I was an early supporter of Netflix streaming; I remember talking my family into signing up and being able to enjoy watching TV shows and movies online (without having to download them!). It wasn’t new, per se, I remember missing an episode of the 5th season of Lost and being able to watch it the next day, either on Hulu or ABC’s website. Streaming video was a thing, the question was being able to (legally) watch movies and tv with it. So Netflix, with its deep vault (as opposed to most networks’ websites and Hulu, which offered only the few most recent episodes), entered the gap and had a lot you could watch. Whole seasons of television shows without having to visit a video rental store.
It’s easy to forget how dang wild this was at the time. To ‘watch something on demand’ just meant you owned the tv or movie on physical media (or had found a less-than-legal means of watching it). Netflix changed that and it was huge. For a minute there, it seemed like so much was on Netflix; you could watch Star Wars, you could watch Firefly, you could watch Mamma Mia! It was all on Netflix, not spread out around a bunch of DVDs at home or on cable networks.
But then everyone wanted a piece of the pie. HBO got in on the game, releasing Game of Thrones episodes as they aired on their normal channel. Amazon let you stream stuff with Prime, though only certain items were available. Disney joined the fray in 2019, leveraging their impressive content vault to get a leg up. Paramount’s in it too, so is NBC with Peacock. Heck, even Apple has decided to join the fun despite it once being known as a company that made computers. Stuff left Netflix to go home, deals ran out, and now it feels like you need a half-a-dozen streaming accounts to keep up with whatever television you’re watching. If you’re following The Last of Us, Ted Lasso, The Great British Bake Off, and Star Trek: Strange New Worlds you’re going to need four accounts — and all of those except The Last of Us are only on streaming, so you can’t watch it on television like in the olden days of 2008.

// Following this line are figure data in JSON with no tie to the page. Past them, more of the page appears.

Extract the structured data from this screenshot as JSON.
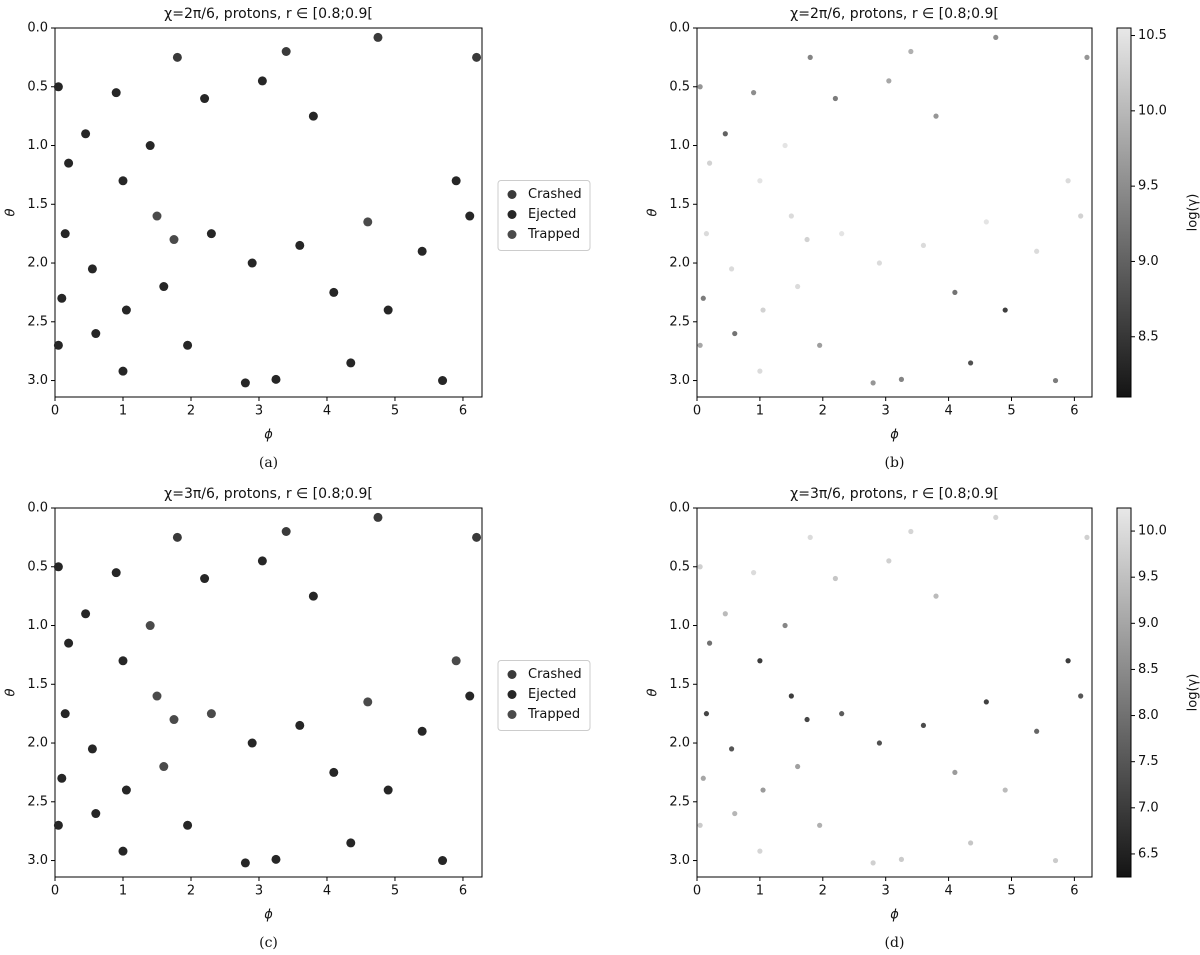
{
  "chart_data": [
    {
      "type": "scatter",
      "title": "χ=2π/6, protons, r ∈ [0.8;0.9[",
      "xlabel": "ϕ",
      "ylabel": "θ",
      "caption": "(a)",
      "xlim": [
        0,
        6.28
      ],
      "ylim": [
        3.14,
        0
      ],
      "xticks": [
        0,
        1,
        2,
        3,
        4,
        5,
        6
      ],
      "yticks": [
        {
          "value": 0,
          "label": "0.0"
        },
        0.5,
        {
          "value": 1,
          "label": "1.0"
        },
        1.5,
        {
          "value": 2,
          "label": "2.0"
        },
        2.5,
        {
          "value": 3,
          "label": "3.0"
        }
      ],
      "legend": "right",
      "series": [
        {
          "name": "Crashed",
          "color": "#3a3a3a",
          "x": [
            1.8,
            3.4,
            4.75,
            6.2
          ],
          "values": [
            0.25,
            0.2,
            0.08,
            0.25
          ]
        },
        {
          "name": "Ejected",
          "color": "#262626",
          "x": [
            0.05,
            0.2,
            0.15,
            0.1,
            0.05,
            0.45,
            0.55,
            0.6,
            0.9,
            1.0,
            1.05,
            1.0,
            1.4,
            1.6,
            1.95,
            2.2,
            2.3,
            2.8,
            2.9,
            3.05,
            3.25,
            3.6,
            3.8,
            4.1,
            4.35,
            4.9,
            5.4,
            5.7,
            5.9,
            6.1
          ],
          "values": [
            0.5,
            1.15,
            1.75,
            2.3,
            2.7,
            0.9,
            2.05,
            2.6,
            0.55,
            1.3,
            2.4,
            2.92,
            1.0,
            2.2,
            2.7,
            0.6,
            1.75,
            3.02,
            2.0,
            0.45,
            2.99,
            1.85,
            0.75,
            2.25,
            2.85,
            2.4,
            1.9,
            3.0,
            1.3,
            1.6
          ]
        },
        {
          "name": "Trapped",
          "color": "#4a4a4a",
          "x": [
            1.5,
            1.75,
            4.6
          ],
          "values": [
            1.6,
            1.8,
            1.65
          ]
        }
      ]
    },
    {
      "type": "colorscatter",
      "title": "χ=2π/6, protons, r ∈ [0.8;0.9[",
      "xlabel": "ϕ",
      "ylabel": "θ",
      "caption": "(b)",
      "xlim": [
        0,
        6.28
      ],
      "ylim": [
        3.14,
        0
      ],
      "xticks": [
        0,
        1,
        2,
        3,
        4,
        5,
        6
      ],
      "yticks": [
        {
          "value": 0,
          "label": "0.0"
        },
        0.5,
        {
          "value": 1,
          "label": "1.0"
        },
        1.5,
        {
          "value": 2,
          "label": "2.0"
        },
        2.5,
        {
          "value": 3,
          "label": "3.0"
        }
      ],
      "x": [
        0.05,
        0.2,
        0.15,
        0.1,
        0.05,
        0.45,
        0.55,
        0.6,
        0.9,
        1.0,
        1.05,
        1.0,
        1.4,
        1.5,
        1.6,
        1.8,
        1.75,
        1.95,
        2.2,
        2.3,
        2.8,
        2.9,
        3.05,
        3.25,
        3.4,
        3.6,
        3.8,
        4.1,
        4.35,
        4.6,
        4.75,
        4.9,
        5.4,
        5.7,
        5.9,
        6.2,
        6.1
      ],
      "values": [
        0.5,
        1.15,
        1.75,
        2.3,
        2.7,
        0.9,
        2.05,
        2.6,
        0.55,
        1.3,
        2.4,
        2.92,
        1.0,
        1.6,
        2.2,
        0.25,
        1.8,
        2.7,
        0.6,
        1.75,
        3.02,
        2.0,
        0.45,
        2.99,
        0.2,
        1.85,
        0.75,
        2.25,
        2.85,
        1.65,
        0.08,
        2.4,
        1.9,
        3.0,
        1.3,
        0.25,
        1.6
      ],
      "c": [
        9.6,
        10.3,
        10.4,
        9.3,
        9.8,
        9.0,
        10.4,
        9.2,
        9.5,
        10.5,
        10.3,
        10.4,
        10.5,
        10.4,
        10.4,
        9.4,
        10.3,
        9.7,
        9.3,
        10.5,
        9.6,
        10.4,
        9.8,
        9.4,
        9.9,
        10.4,
        9.6,
        9.2,
        8.8,
        10.5,
        9.5,
        8.6,
        10.4,
        9.3,
        10.4,
        9.6,
        10.3
      ],
      "colormap": "gray",
      "colorbar": {
        "label": "log(γ)",
        "lim": [
          8.1,
          10.55
        ],
        "ticks": [
          8.5,
          {
            "value": 9,
            "label": "9.0"
          },
          9.5,
          {
            "value": 10,
            "label": "10.0"
          },
          10.5
        ]
      }
    },
    {
      "type": "scatter",
      "title": "χ=3π/6, protons, r ∈ [0.8;0.9[",
      "xlabel": "ϕ",
      "ylabel": "θ",
      "caption": "(c)",
      "xlim": [
        0,
        6.28
      ],
      "ylim": [
        3.14,
        0
      ],
      "xticks": [
        0,
        1,
        2,
        3,
        4,
        5,
        6
      ],
      "yticks": [
        {
          "value": 0,
          "label": "0.0"
        },
        0.5,
        {
          "value": 1,
          "label": "1.0"
        },
        1.5,
        {
          "value": 2,
          "label": "2.0"
        },
        2.5,
        {
          "value": 3,
          "label": "3.0"
        }
      ],
      "legend": "right",
      "series": [
        {
          "name": "Crashed",
          "color": "#3a3a3a",
          "x": [
            1.8,
            3.4,
            4.75,
            6.2
          ],
          "values": [
            0.25,
            0.2,
            0.08,
            0.25
          ]
        },
        {
          "name": "Ejected",
          "color": "#262626",
          "x": [
            0.05,
            0.2,
            0.15,
            0.1,
            0.05,
            0.45,
            0.55,
            0.6,
            0.9,
            1.0,
            1.05,
            1.0,
            1.95,
            2.2,
            2.8,
            2.9,
            3.05,
            3.25,
            3.6,
            3.8,
            4.1,
            4.35,
            4.9,
            5.4,
            5.7,
            6.1
          ],
          "values": [
            0.5,
            1.15,
            1.75,
            2.3,
            2.7,
            0.9,
            2.05,
            2.6,
            0.55,
            1.3,
            2.4,
            2.92,
            2.7,
            0.6,
            3.02,
            2.0,
            0.45,
            2.99,
            1.85,
            0.75,
            2.25,
            2.85,
            2.4,
            1.9,
            3.0,
            1.6
          ]
        },
        {
          "name": "Trapped",
          "color": "#4a4a4a",
          "x": [
            1.5,
            1.75,
            4.6,
            1.4,
            2.3,
            5.9,
            1.6
          ],
          "values": [
            1.6,
            1.8,
            1.65,
            1.0,
            1.75,
            1.3,
            2.2
          ]
        }
      ]
    },
    {
      "type": "colorscatter",
      "title": "χ=3π/6, protons, r ∈ [0.8;0.9[",
      "xlabel": "ϕ",
      "ylabel": "θ",
      "caption": "(d)",
      "xlim": [
        0,
        6.28
      ],
      "ylim": [
        3.14,
        0
      ],
      "xticks": [
        0,
        1,
        2,
        3,
        4,
        5,
        6
      ],
      "yticks": [
        {
          "value": 0,
          "label": "0.0"
        },
        0.5,
        {
          "value": 1,
          "label": "1.0"
        },
        1.5,
        {
          "value": 2,
          "label": "2.0"
        },
        2.5,
        {
          "value": 3,
          "label": "3.0"
        }
      ],
      "x": [
        0.05,
        0.2,
        0.15,
        0.1,
        0.05,
        0.45,
        0.55,
        0.6,
        0.9,
        1.0,
        1.05,
        1.0,
        1.4,
        1.5,
        1.6,
        1.8,
        1.75,
        1.95,
        2.2,
        2.3,
        2.8,
        2.9,
        3.05,
        3.25,
        3.4,
        3.6,
        3.8,
        4.1,
        4.35,
        4.6,
        4.75,
        4.9,
        5.4,
        5.7,
        5.9,
        6.2,
        6.1
      ],
      "values": [
        0.5,
        1.15,
        1.75,
        2.3,
        2.7,
        0.9,
        2.05,
        2.6,
        0.55,
        1.3,
        2.4,
        2.92,
        1.0,
        1.6,
        2.2,
        0.25,
        1.8,
        2.7,
        0.6,
        1.75,
        3.02,
        2.0,
        0.45,
        2.99,
        0.2,
        1.85,
        0.75,
        2.25,
        2.85,
        1.65,
        0.08,
        2.4,
        1.9,
        3.0,
        1.3,
        0.25,
        1.6
      ],
      "c": [
        9.8,
        8.0,
        7.2,
        9.0,
        9.7,
        9.4,
        7.5,
        9.3,
        10.0,
        7.0,
        8.8,
        9.9,
        8.4,
        7.0,
        8.9,
        10.0,
        7.2,
        9.2,
        9.6,
        7.6,
        9.8,
        7.4,
        9.8,
        9.7,
        9.9,
        7.3,
        9.4,
        8.8,
        9.6,
        7.1,
        9.9,
        9.4,
        7.8,
        9.7,
        7.0,
        9.8,
        7.5
      ],
      "colormap": "gray",
      "colorbar": {
        "label": "log(γ)",
        "lim": [
          6.25,
          10.25
        ],
        "ticks": [
          6.5,
          {
            "value": 7,
            "label": "7.0"
          },
          7.5,
          {
            "value": 8,
            "label": "8.0"
          },
          8.5,
          {
            "value": 9,
            "label": "9.0"
          },
          9.5,
          {
            "value": 10,
            "label": "10.0"
          }
        ]
      }
    }
  ]
}
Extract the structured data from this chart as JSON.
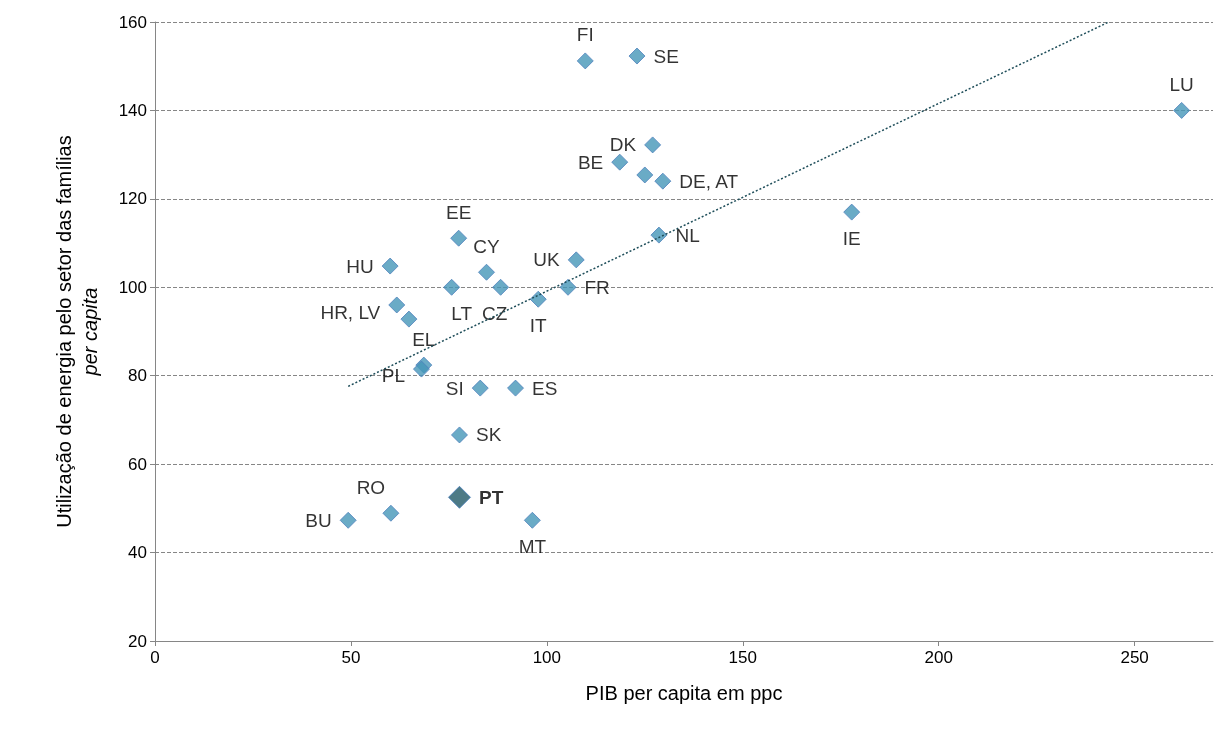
{
  "chart_data": {
    "type": "scatter",
    "xlabel": "PIB per capita em ppc",
    "ylabel": "Utilização de energia pelo setor das famílias per capita",
    "xlim": [
      0,
      270
    ],
    "xticks": [
      0,
      50,
      100,
      150,
      200,
      250
    ],
    "ylim": [
      20,
      160
    ],
    "yticks": [
      20,
      40,
      60,
      80,
      100,
      120,
      140,
      160
    ],
    "grid": "y",
    "legend": false,
    "marker": "diamond",
    "series": [
      {
        "color": "#4596b8",
        "x": [
          109.8,
          123,
          262,
          127,
          118.6,
          125,
          129.6,
          177.8,
          77.5,
          128.6,
          107.5,
          60,
          84.6,
          75.7,
          88.2,
          105.4,
          97.8,
          61.7,
          64.8,
          68.6,
          68,
          83,
          92,
          77.7,
          60.2,
          49.3,
          96.3
        ],
        "values": [
          151.2,
          152.3,
          140,
          132.2,
          128.3,
          125.4,
          124,
          117,
          111.1,
          111.8,
          106.2,
          104.8,
          103.4,
          100,
          100,
          100,
          97.3,
          96,
          92.8,
          82.4,
          81.5,
          77.2,
          77.2,
          66.6,
          48.9,
          47.3,
          47.3
        ],
        "value_labels": [
          "FI",
          "SE",
          "LU",
          "DK",
          "BE",
          null,
          "DE, AT",
          "IE",
          "EE",
          "NL",
          "UK",
          "HU",
          "CY",
          "LT",
          "CZ",
          "FR",
          "IT",
          "HR, LV",
          null,
          "EL",
          "PL",
          "SI",
          "ES",
          "SK",
          "RO",
          "BU",
          "MT"
        ]
      },
      {
        "name": "PT",
        "color": "#215968",
        "x": [
          77.7
        ],
        "values": [
          52.5
        ]
      },
      {
        "type": "line",
        "color": "#1f4e5a",
        "line_style": "dotted",
        "marker": "none",
        "x": [
          49.3,
          243.4
        ],
        "values": [
          77.6,
          160
        ]
      }
    ]
  }
}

And now Netflix is cracking down on password sharing.
And so many sites are removing shows that never got physical releases and there will be no way to watch them.
Cory Doctorow describes this whole process as ‘enshittification,’ where a new product is introduced, changes the playing field to the point where alternatives wither away, and then slowly but steadily gets worse but you still use it because what else is there? We’ve seen it happen with Facebook killing all other social sites (and instant messaging!) and then becoming awful. Uber and Lyft killed taxis and now charge high prices while screwing over their drives. Even WordPress itself, where this blog is hosted, feels so much more obtuse than when I started.
Streaming started out fantastic: rather than paying for cable or DVDs, you paid a single subscription fee to access a huge collection whenever you wanted. Now you’ve gotta get those piecemeal and, even then, you’re paying more than you used to for a lesser service — it’s been enshiffitied. It’s frustrating as hell, and a symptom of the larger issues of the modern internet, especially because I can remember when things were better.